The findings, based on 1,300 people, are the first from an ongoing five-year study across hospitals in the Netherlands.The study comes amid the coronavirus pandemic, which has caused a surge in the number of people being treated in intensive care.

Researchers said their findings are likely to apply to critically ill COVID-19 patients, who can spend weeks in hospital battling the killer infection.

Also, another study has found having an underlying health condition raises the risk of being admitted to ICU or dying by almost 80 per cent.

The odds are even higher for those with two conditions, according to research of almost 1,600 hospital patients in China.
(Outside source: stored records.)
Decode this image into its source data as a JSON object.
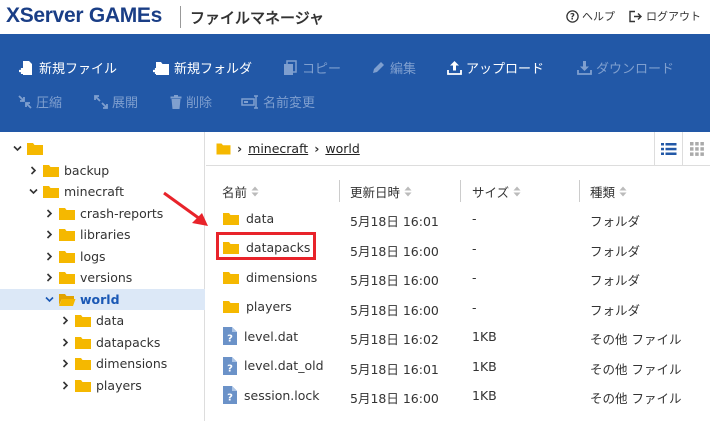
{
  "header": {
    "logo": "XServer GAMEs",
    "title": "ファイルマネージャ",
    "help_label": "ヘルプ",
    "logout_label": "ログアウト"
  },
  "toolbar": {
    "row1": [
      {
        "label": "新規ファイル",
        "enabled": true,
        "icon": "new-file-icon"
      },
      {
        "label": "新規フォルダ",
        "enabled": true,
        "icon": "new-folder-icon"
      },
      {
        "label": "コピー",
        "enabled": false,
        "icon": "copy-icon"
      },
      {
        "label": "編集",
        "enabled": false,
        "icon": "edit-icon"
      },
      {
        "label": "アップロード",
        "enabled": true,
        "icon": "upload-icon"
      },
      {
        "label": "ダウンロード",
        "enabled": false,
        "icon": "download-icon"
      }
    ],
    "row2": [
      {
        "label": "圧縮",
        "enabled": false,
        "icon": "compress-icon"
      },
      {
        "label": "展開",
        "enabled": false,
        "icon": "expand-icon"
      },
      {
        "label": "削除",
        "enabled": false,
        "icon": "trash-icon"
      },
      {
        "label": "名前変更",
        "enabled": false,
        "icon": "rename-icon"
      }
    ]
  },
  "tree": [
    {
      "label": "",
      "level": 0,
      "expanded": true,
      "selected": false
    },
    {
      "label": "backup",
      "level": 1,
      "expanded": false,
      "selected": false
    },
    {
      "label": "minecraft",
      "level": 1,
      "expanded": true,
      "selected": false
    },
    {
      "label": "crash-reports",
      "level": 2,
      "expanded": false,
      "selected": false
    },
    {
      "label": "libraries",
      "level": 2,
      "expanded": false,
      "selected": false
    },
    {
      "label": "logs",
      "level": 2,
      "expanded": false,
      "selected": false
    },
    {
      "label": "versions",
      "level": 2,
      "expanded": false,
      "selected": false
    },
    {
      "label": "world",
      "level": 2,
      "expanded": true,
      "selected": true
    },
    {
      "label": "data",
      "level": 3,
      "expanded": false,
      "selected": false
    },
    {
      "label": "datapacks",
      "level": 3,
      "expanded": false,
      "selected": false
    },
    {
      "label": "dimensions",
      "level": 3,
      "expanded": false,
      "selected": false
    },
    {
      "label": "players",
      "level": 3,
      "expanded": false,
      "selected": false
    }
  ],
  "breadcrumb": [
    "minecraft",
    "world"
  ],
  "columns": {
    "name": "名前",
    "modified": "更新日時",
    "size": "サイズ",
    "type": "種類"
  },
  "files": [
    {
      "name": "data",
      "modified": "5月18日 16:01",
      "size": "-",
      "type": "フォルダ",
      "kind": "folder"
    },
    {
      "name": "datapacks",
      "modified": "5月18日 16:00",
      "size": "-",
      "type": "フォルダ",
      "kind": "folder"
    },
    {
      "name": "dimensions",
      "modified": "5月18日 16:00",
      "size": "-",
      "type": "フォルダ",
      "kind": "folder"
    },
    {
      "name": "players",
      "modified": "5月18日 16:00",
      "size": "-",
      "type": "フォルダ",
      "kind": "folder"
    },
    {
      "name": "level.dat",
      "modified": "5月18日 16:02",
      "size": "1KB",
      "type": "その他 ファイル",
      "kind": "file"
    },
    {
      "name": "level.dat_old",
      "modified": "5月18日 16:01",
      "size": "1KB",
      "type": "その他 ファイル",
      "kind": "file"
    },
    {
      "name": "session.lock",
      "modified": "5月18日 16:00",
      "size": "1KB",
      "type": "その他 ファイル",
      "kind": "file"
    }
  ],
  "colors": {
    "toolbar_bg": "#2258a7",
    "folder": "#f5b800",
    "highlight": "#e8232a",
    "selected_row": "#dce8f7"
  }
}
Overall, 20 per cent of patients with any health condition ended up either in ICU, needing ventilation or dying compared to five per cent of healthy people.

Scientists identified cancer and chronic obstructive pulmonary disease (COPD) as the riskiest pre-existing conditions to have prior to catching the life-threatening coronavirus.

Half of the patients with COPD in this study were moved into intensive care or died. In comparison, the rate was a fifth for those with high blood pressure, diabetes or cardiovascular disease.

The findings are the result of a global scientific effort to understand who are the most vulnerable to serious illness from COVID-19.
Writing in the European Respiratory Journal, the authors said: “Among laboratory-confirmed cases of COVID-19, patients with any comorbidity yielded poorer clinical outcomes than those without. A greater number of comorbidities also correlated with poorer clinical outcomes.”

The patients with at least one comorbidity showed more symptoms than those who did not, which suggests the virus is attacking their system more rapidly as their body tries to fight back. Shortness of breath, nausea and abnormal chest X-rays were particularly more common than those who are typically healthy.